Request the model-specific test certificate at inquiry stage and cross-reference the standard edition and utilization category against the local grid code or wiring rules for the destination market. For export projects, confirm whether CE marking is sufficient or whether a supplementary TUV or CB scheme certificate is required by the authority having jurisdiction. A certificate referencing an outdated standard edition can delay project sign-off; always confirm the edition date against the current published version of IEC 60947-3.
Terminal torque varies by pole configuration and current frame, so the definitive value must be read from the model-specific datasheet or product drawing supplied with the switch. Applying a default value without verifying the product drawing risks under-torqued connections that cause resistive heating at the terminal interface over time and over-torqued connections that crack the terminal body.
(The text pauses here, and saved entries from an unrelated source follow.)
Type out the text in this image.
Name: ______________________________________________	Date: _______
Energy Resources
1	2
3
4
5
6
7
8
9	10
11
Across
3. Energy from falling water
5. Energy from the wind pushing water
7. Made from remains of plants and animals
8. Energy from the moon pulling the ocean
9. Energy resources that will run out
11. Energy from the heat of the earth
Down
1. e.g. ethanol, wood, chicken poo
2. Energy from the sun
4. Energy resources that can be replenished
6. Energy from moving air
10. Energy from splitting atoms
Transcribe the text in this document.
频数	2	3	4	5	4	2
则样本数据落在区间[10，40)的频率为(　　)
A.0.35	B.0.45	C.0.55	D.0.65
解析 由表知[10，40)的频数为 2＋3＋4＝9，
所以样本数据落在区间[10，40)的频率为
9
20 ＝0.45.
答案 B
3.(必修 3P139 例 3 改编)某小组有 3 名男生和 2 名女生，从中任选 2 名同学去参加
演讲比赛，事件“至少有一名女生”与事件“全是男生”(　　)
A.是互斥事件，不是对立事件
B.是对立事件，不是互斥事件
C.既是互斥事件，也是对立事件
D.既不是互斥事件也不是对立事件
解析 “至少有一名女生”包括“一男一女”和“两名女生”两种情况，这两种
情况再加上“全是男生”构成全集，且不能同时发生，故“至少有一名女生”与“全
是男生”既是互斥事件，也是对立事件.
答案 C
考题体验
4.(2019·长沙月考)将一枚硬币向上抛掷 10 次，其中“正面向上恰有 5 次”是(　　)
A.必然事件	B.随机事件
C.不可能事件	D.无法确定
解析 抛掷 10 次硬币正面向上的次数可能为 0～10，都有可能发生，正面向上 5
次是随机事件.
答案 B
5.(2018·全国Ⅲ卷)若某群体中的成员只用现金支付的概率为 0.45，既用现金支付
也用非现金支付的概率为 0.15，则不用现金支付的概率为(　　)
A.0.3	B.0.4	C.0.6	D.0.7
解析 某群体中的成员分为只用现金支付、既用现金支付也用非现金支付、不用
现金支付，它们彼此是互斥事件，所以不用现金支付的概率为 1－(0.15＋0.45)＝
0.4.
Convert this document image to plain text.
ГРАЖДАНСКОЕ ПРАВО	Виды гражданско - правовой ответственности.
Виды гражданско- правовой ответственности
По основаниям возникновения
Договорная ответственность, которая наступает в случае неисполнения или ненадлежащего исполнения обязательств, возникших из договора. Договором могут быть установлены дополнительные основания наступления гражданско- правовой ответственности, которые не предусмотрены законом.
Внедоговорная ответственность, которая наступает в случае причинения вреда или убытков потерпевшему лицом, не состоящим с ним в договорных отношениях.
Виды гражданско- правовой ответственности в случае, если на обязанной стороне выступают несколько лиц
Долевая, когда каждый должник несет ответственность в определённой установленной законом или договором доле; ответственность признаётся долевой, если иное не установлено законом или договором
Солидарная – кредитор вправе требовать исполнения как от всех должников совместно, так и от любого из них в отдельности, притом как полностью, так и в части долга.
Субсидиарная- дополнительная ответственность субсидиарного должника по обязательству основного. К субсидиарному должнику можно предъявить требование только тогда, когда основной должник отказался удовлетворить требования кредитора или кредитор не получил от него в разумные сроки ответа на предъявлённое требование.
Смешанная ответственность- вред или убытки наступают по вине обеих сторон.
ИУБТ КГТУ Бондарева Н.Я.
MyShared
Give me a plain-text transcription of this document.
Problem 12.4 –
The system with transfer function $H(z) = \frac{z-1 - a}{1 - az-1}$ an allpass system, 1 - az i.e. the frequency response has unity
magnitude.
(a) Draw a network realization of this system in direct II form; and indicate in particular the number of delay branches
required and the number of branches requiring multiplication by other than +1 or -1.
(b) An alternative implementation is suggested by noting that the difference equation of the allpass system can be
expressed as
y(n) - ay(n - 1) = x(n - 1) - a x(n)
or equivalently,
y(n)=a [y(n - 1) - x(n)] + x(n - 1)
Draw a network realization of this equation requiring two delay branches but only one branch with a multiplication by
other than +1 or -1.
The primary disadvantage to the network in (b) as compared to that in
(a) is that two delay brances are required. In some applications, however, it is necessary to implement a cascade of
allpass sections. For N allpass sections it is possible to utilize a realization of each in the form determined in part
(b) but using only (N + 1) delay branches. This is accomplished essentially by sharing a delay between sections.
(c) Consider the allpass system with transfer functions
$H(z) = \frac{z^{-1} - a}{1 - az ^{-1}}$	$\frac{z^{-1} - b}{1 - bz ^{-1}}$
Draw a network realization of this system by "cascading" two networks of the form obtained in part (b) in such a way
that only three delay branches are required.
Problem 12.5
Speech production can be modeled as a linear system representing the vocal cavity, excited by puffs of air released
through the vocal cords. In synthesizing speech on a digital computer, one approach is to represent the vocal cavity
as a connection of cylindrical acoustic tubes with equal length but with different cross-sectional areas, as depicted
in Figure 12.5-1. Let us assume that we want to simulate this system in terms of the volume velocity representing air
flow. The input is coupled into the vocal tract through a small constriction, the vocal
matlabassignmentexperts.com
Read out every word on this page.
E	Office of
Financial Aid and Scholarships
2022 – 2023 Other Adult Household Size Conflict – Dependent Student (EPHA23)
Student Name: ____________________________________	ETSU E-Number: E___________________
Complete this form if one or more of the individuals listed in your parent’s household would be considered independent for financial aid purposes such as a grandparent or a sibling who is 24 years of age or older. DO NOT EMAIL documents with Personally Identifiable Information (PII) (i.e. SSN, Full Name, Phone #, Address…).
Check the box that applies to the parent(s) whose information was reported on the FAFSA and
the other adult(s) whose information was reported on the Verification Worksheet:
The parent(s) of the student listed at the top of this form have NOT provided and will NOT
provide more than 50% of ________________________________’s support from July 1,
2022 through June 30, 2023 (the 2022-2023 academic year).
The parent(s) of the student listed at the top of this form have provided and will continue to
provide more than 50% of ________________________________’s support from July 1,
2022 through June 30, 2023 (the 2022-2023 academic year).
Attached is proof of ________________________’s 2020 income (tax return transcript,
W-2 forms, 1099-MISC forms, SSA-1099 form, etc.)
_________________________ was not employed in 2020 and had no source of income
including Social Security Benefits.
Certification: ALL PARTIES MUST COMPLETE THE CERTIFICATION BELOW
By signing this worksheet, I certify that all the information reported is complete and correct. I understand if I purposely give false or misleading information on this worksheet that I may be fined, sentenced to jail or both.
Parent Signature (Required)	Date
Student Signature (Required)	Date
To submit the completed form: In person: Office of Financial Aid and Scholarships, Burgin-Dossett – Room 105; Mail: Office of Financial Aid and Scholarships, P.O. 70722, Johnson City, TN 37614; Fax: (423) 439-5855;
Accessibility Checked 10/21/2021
Always confirm from the supplied documentation.
The GF51 is specifically designed and rated for photovoltaic DC disconnection duty, and its arc suppression geometry is optimised for unidirectional PV string current characteristics. Battery storage circuits can present different fault current profiles, higher prospective short-circuit currents, and bidirectional current conditions depending on the storage topology. These differences affect the arc suppression requirement and the applicable utilization category. Consult Shieldhz directly with the storage system’s full electrical parameters — voltage, current, fault level, and current direction — before applying the GF51 outside a standard unidirectional PV string application.